Que peut rapporter d'une rapide exploration, limitée à quelques secondes, le
plus valeureux des plongeurs libres ? Et, pratiquement, les plongées de
ces ouvriers le plus souvent incultes que sont les scaphandriers professionnels
ont-elles jamais donné la connaissance sous-marine ?
Les Cannois ont découvert toute une série de sites
sensationnels : la « Cathédrale Notre-Dame », une grotte
sous-marine, dans l'Estérel, la « Vallée de la Mort » (55 mètres de
fond, dans un univers sans formes), et surtout le « Tombant du Vengeur ».

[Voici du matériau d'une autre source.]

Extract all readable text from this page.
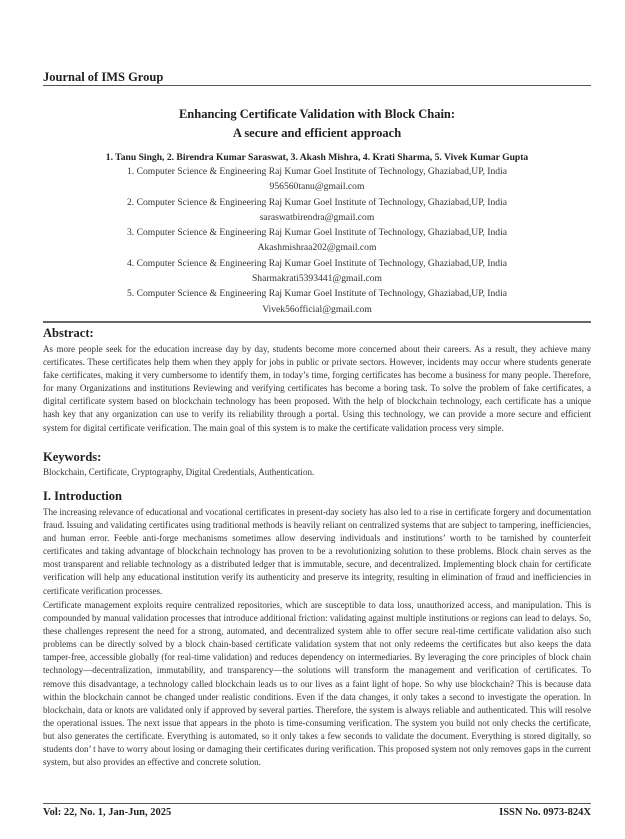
Journal of IMS Group
Enhancing Certificate Validation with Block Chain:
A secure and efficient approach
1. Tanu Singh, 2. Birendra Kumar Saraswat, 3. Akash Mishra, 4. Krati Sharma, 5. Vivek Kumar Gupta
1. Computer Science & Engineering Raj Kumar Goel Institute of Technology, Ghaziabad,UP, India
956560tanu@gmail.com
2. Computer Science & Engineering Raj Kumar Goel Institute of Technology, Ghaziabad,UP, India
saraswatbirendra@gmail.com
3. Computer Science & Engineering Raj Kumar Goel Institute of Technology, Ghaziabad,UP, India
Akashmishraa202@gmail.com
4. Computer Science & Engineering Raj Kumar Goel Institute of Technology, Ghaziabad,UP, India
Sharmakrati5393441@gmail.com
5. Computer Science & Engineering Raj Kumar Goel Institute of Technology, Ghaziabad,UP, India
Vivek56official@gmail.com
Abstract:
As more people seek for the education increase day by day, students become more concerned about their careers. As a result, they achieve many certificates. These certificates help them when they apply for jobs in public or private sectors. However, incidents may occur where students generate fake certificates, making it very cumbersome to identify them, in today’s time, forging certificates has become a business for many people. Therefore, for many Organizations and institutions Reviewing and verifying certificates has become a boring task. To solve the problem of fake certificates, a digital certificate system based on blockchain technology has been proposed. With the help of blockchain technology, each certificate has a unique hash key that any organization can use to verify its reliability through a portal. Using this technology, we can provide a more secure and efficient system for digital certificate verification. The main goal of this system is to make the certificate validation process very simple.
Keywords:
Blockchain, Certificate, Cryptography, Digital Credentials, Authentication.
I. Introduction
The increasing relevance of educational and vocational certificates in present-day society has also led to a rise in certificate forgery and documentation fraud. Issuing and validating certificates using traditional methods is heavily reliant on centralized systems that are subject to tampering, inefficiencies, and human error. Feeble anti-forge mechanisms sometimes allow deserving individuals and institutions’ worth to be tarnished by counterfeit certificates and taking advantage of blockchain technology has proven to be a revolutionizing solution to these problems. Block chain serves as the most transparent and reliable technology as a distributed ledger that is immutable, secure, and decentralized. Implementing block chain for certificate verification will help any educational institution verify its authenticity and preserve its integrity, resulting in elimination of fraud and inefficiencies in certificate verification processes.
Certificate management exploits require centralized repositories, which are susceptible to data loss, unauthorized access, and manipulation. This is compounded by manual validation processes that introduce additional friction: validating against multiple institutions or regions can lead to delays. So, these challenges represent the need for a strong, automated, and decentralized system able to offer secure real-time certificate validation also such problems can be directly solved by a block chain-based certificate validation system that not only redeems the certificates but also keeps the data tamper-free, accessible globally (for real-time validation) and reduces dependency on intermediaries. By leveraging the core principles of block chain technology—decentralization, immutability, and transparency—the solutions will transform the management and verification of certificates. To remove this disadvantage, a technology called blockchain leads us to our lives as a faint light of hope. So why use blockchain? This is because data within the blockchain cannot be changed under realistic conditions. Even if the data changes, it only takes a second to investigate the operation. In blockchain, data or knots are validated only if approved by several parties. Therefore, the system is always reliable and authenticated. This will resolve the operational issues. The next issue that appears in the photo is time-consuming verification. The system you build not only checks the certificate, but also generates the certificate. Everything is automated, so it only takes a few seconds to validate the document. Everything is stored digitally, so students don’ t have to worry about losing or damaging their certificates during verification. This proposed system not only removes gaps in the current system, but also provides an effective and concrete solution.
Vol: 22, No. 1, Jan-Jun, 2025	ISSN No. 0973-824X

Le « Vengeur », c'est un récif des îles de Lérins
où sombra jadis un bateau de ce nom ; un « tombant », dans le
langage des pêcheurs et des plongeurs, c'est une falaise, un à-pic. Au « Vengeur »,
une muraille quasi verticale descend d'un seul trait jusqu'à 41-42 mètres de
profondeur ; le plongeur, en descendant le long de cette paroi, y voit
défiler toutes les végétations marines, tandis que la lumière s'éteint peu à
peu. Un jour, pensent les dirigeants du Club Alpin Sous-Marin, ce sera une
grande attraction touristique.
Pierre de LATIL.
(1) Voir Le Chasseur Français de juillet et d'août 1950.